Oil palm was also an important contributor to the state’s coffers last year, with Sarawak Oil Palms on track to see its highest production on record, with reported earnings in the first nine months of 2011 at RM199.7m ($63.6m).
Another major source of industry revenue, timber, experienced mixed successes. After an April lull caused by the March tsunami and earthquake that hit Japan – Sarawak’s biggest plywood market – the state’s plywood prices soared in May to an average $600 per cu metre. This was up from $400 per cu metre in April.
By mid-December, average plywood prices had dropped by around 10%, however, to between $560 and $580 per cu metre, compared with $600 and $630 per cu metre in the third quarter. However, in December the Sarawak Timber Association forecast that 2012 would bring increased demand.

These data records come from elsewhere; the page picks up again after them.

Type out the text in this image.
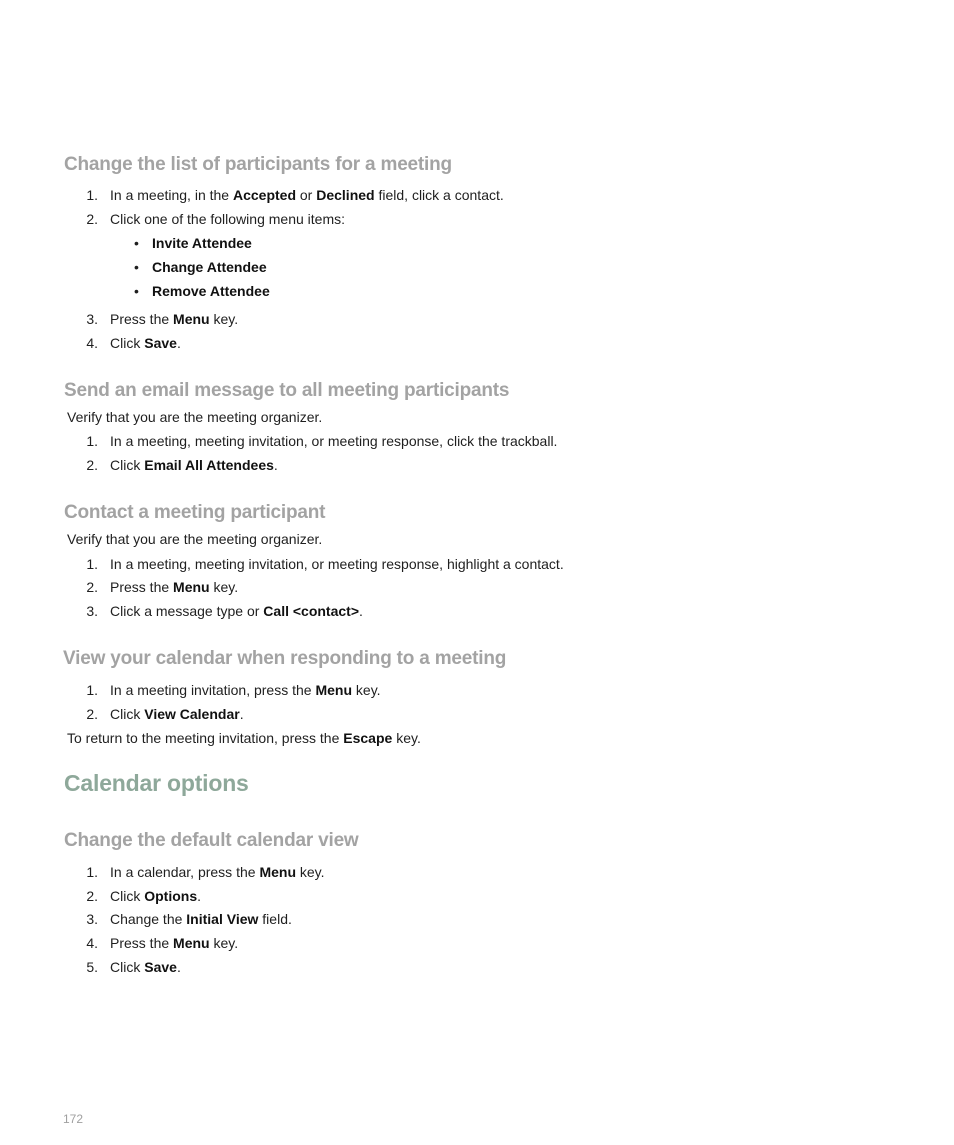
Change the list of participants for a meeting
1. In a meeting, in the Accepted or Declined field, click a contact.
2. Click one of the following menu items:
• Invite Attendee
• Change Attendee
• Remove Attendee
3. Press the Menu key.
4. Click Save.
Send an email message to all meeting participants
Verify that you are the meeting organizer.
1. In a meeting, meeting invitation, or meeting response, click the trackball.
2. Click Email All Attendees.
Contact a meeting participant
Verify that you are the meeting organizer.
1. In a meeting, meeting invitation, or meeting response, highlight a contact.
2. Press the Menu key.
3. Click a message type or Call <contact>.
View your calendar when responding to a meeting
1. In a meeting invitation, press the Menu key.
2. Click View Calendar.
To return to the meeting invitation, press the Escape key.
Calendar options
Change the default calendar view
1. In a calendar, press the Menu key.
2. Click Options.
3. Change the Initial View field.
4. Press the Menu key.
5. Click Save.
172
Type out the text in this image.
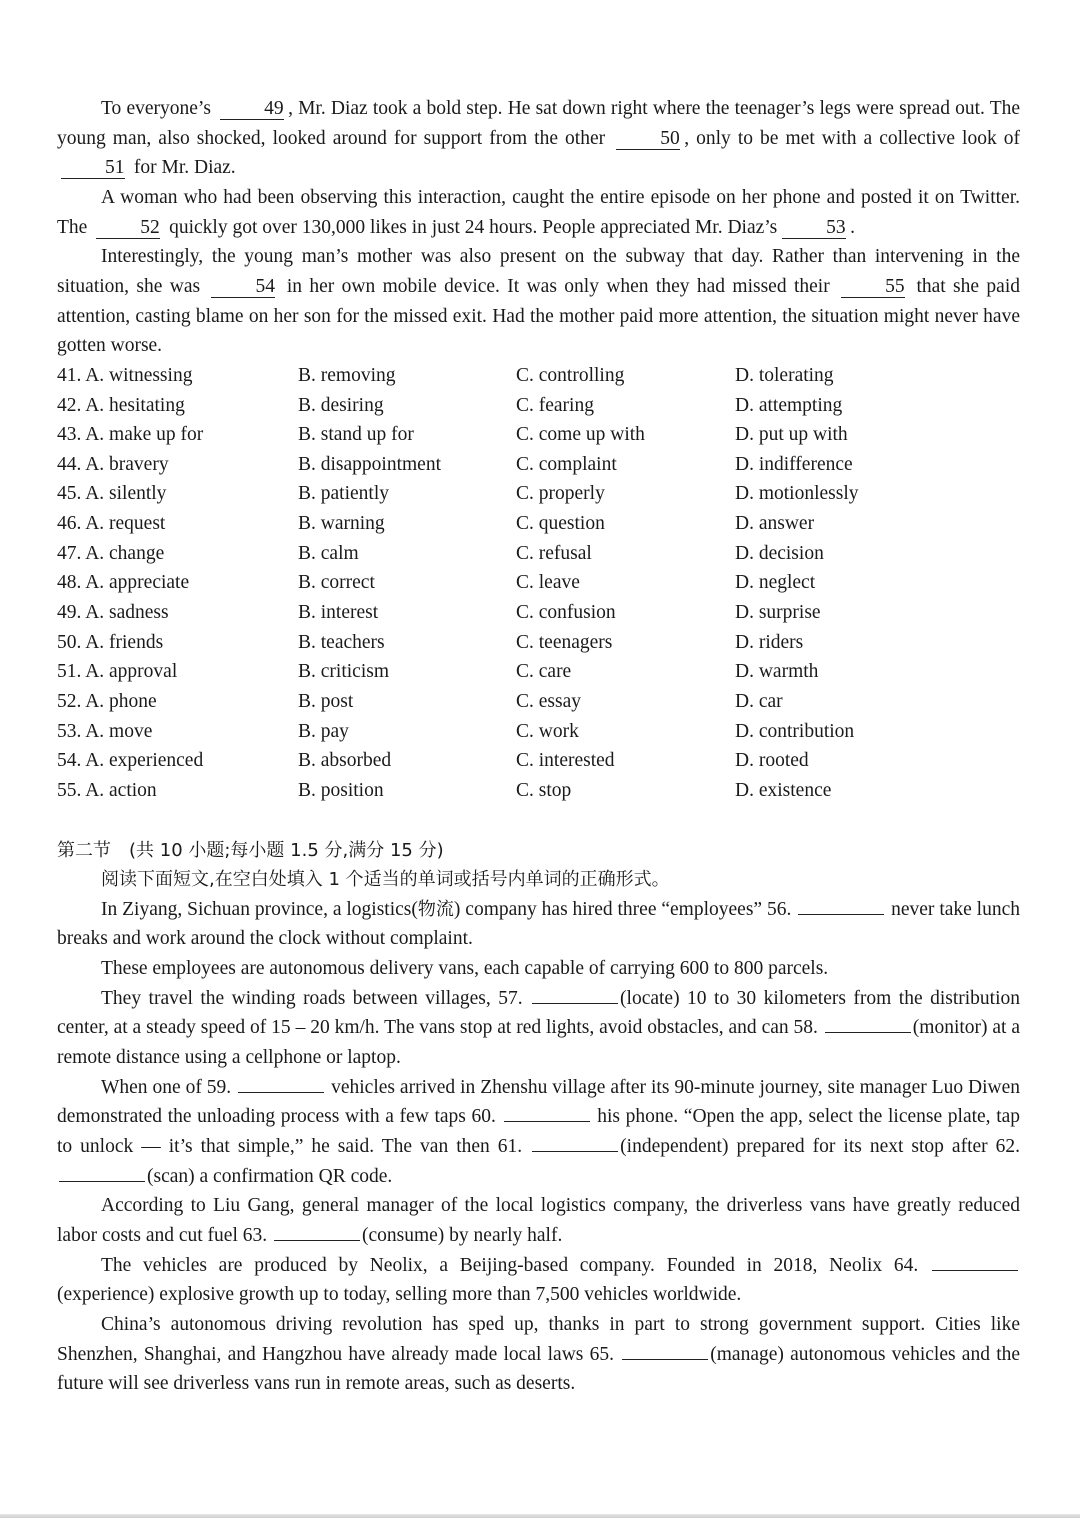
To everyone’s	49 , Mr. Diaz took a bold step. He sat down right where the teenager’s legs were spread out. The young man, also shocked, looked around for support from the other	50 , only to be met with a collective look of 51 for Mr. Diaz.

A woman who had been observing this interaction, caught the entire episode on her phone and posted it on Twitter. The	52 quickly got over 130,000 likes in just 24 hours. People appreciated Mr. Diaz’s	53 .

Interestingly, the young man’s mother was also present on the subway that day. Rather than intervening in the situation, she was	54 in her own mobile device. It was only when they had missed their	55 that she paid attention, casting blame on her son for the missed exit. Had the mother paid more attention, the situation might never have gotten worse.

41. A. witnessing	B. removing	C. controlling	D. tolerating
42. A. hesitating	B. desiring	C. fearing	D. attempting
43. A. make up for	B. stand up for	C. come up with	D. put up with
44. A. bravery	B. disappointment	C. complaint	D. indifference
45. A. silently	B. patiently	C. properly	D. motionlessly
46. A. request	B. warning	C. question	D. answer
47. A. change	B. calm	C. refusal	D. decision
48. A. appreciate	B. correct	C. leave	D. neglect
49. A. sadness	B. interest	C. confusion	D. surprise
50. A. friends	B. teachers	C. teenagers	D. riders
51. A. approval	B. criticism	C. care	D. warmth
52. A. phone	B. post	C. essay	D. car
53. A. move	B. pay	C. work	D. contribution
54. A. experienced	B. absorbed	C. interested	D. rooted
55. A. action	B. position	C. stop	D. existence

第二节　(共 10 小题;每小题 1.5 分,满分 15 分)

阅读下面短文,在空白处填入 1 个适当的单词或括号内单词的正确形式。

In Ziyang, Sichuan province, a logistics(物流) company has hired three “employees” 56.	never take lunch breaks and work around the clock without complaint.

These employees are autonomous delivery vans, each capable of carrying 600 to 800 parcels.

They travel the winding roads between villages, 57.	(locate) 10 to 30 kilometers from the distribution center, at a steady speed of 15 – 20 km/h. The vans stop at red lights, avoid obstacles, and can 58.	(monitor) at a remote distance using a cellphone or laptop.

When one of 59.	vehicles arrived in Zhenshu village after its 90-minute journey, site manager Luo Diwen demonstrated the unloading process with a few taps 60.	his phone. “Open the app, select the license plate, tap to unlock — it’s that simple,” he said. The van then 61.	(independent) prepared for its next stop after 62. (scan) a confirmation QR code.

According to Liu Gang, general manager of the local logistics company, the driverless vans have greatly reduced labor costs and cut fuel 63.	(consume) by nearly half.

The vehicles are produced by Neolix, a Beijing-based company. Founded in 2018, Neolix 64.  (experience) explosive growth up to today, selling more than 7,500 vehicles worldwide.

China’s autonomous driving revolution has sped up, thanks in part to strong government support. Cities like Shenzhen, Shanghai, and Hangzhou have already made local laws 65.	(manage) autonomous vehicles and the future will see driverless vans run in remote areas, such as deserts.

For the near future, training a skilled workforce to staff the SCORE development machine has become a priority. Some 343,000 engineers, technicians, semi-skilled workers and professionals in the corridor by 2030 – the bulk of who will be local workers – will likely be needed. A new technical college in Miri, the Sunderland College of Sarawak (SCS), is scheduled to be built by 2013 to fulfil this requirement, offering subjects including engineering, oil and gas management, plantation management, construction and tourism.
Tourism itself continued a healthy upward tick, meanwhile, with the Ministry of Tourism and Heritage recording 2.72m visitor arrivals between January and September, a year-on-year increase of almost 17%. With regard to MICE tourism, the state focused on bidding for high-yield trade-linked conventions, hosting 48 such events during the year and attracting more than 14,000 delegates.
As a result, 2011 has been a particularly encouraging one for Sarawak’s economy. It is likely that 2012 will bring accelerated progress on the road towards meeting the targets set out for the state’s future development.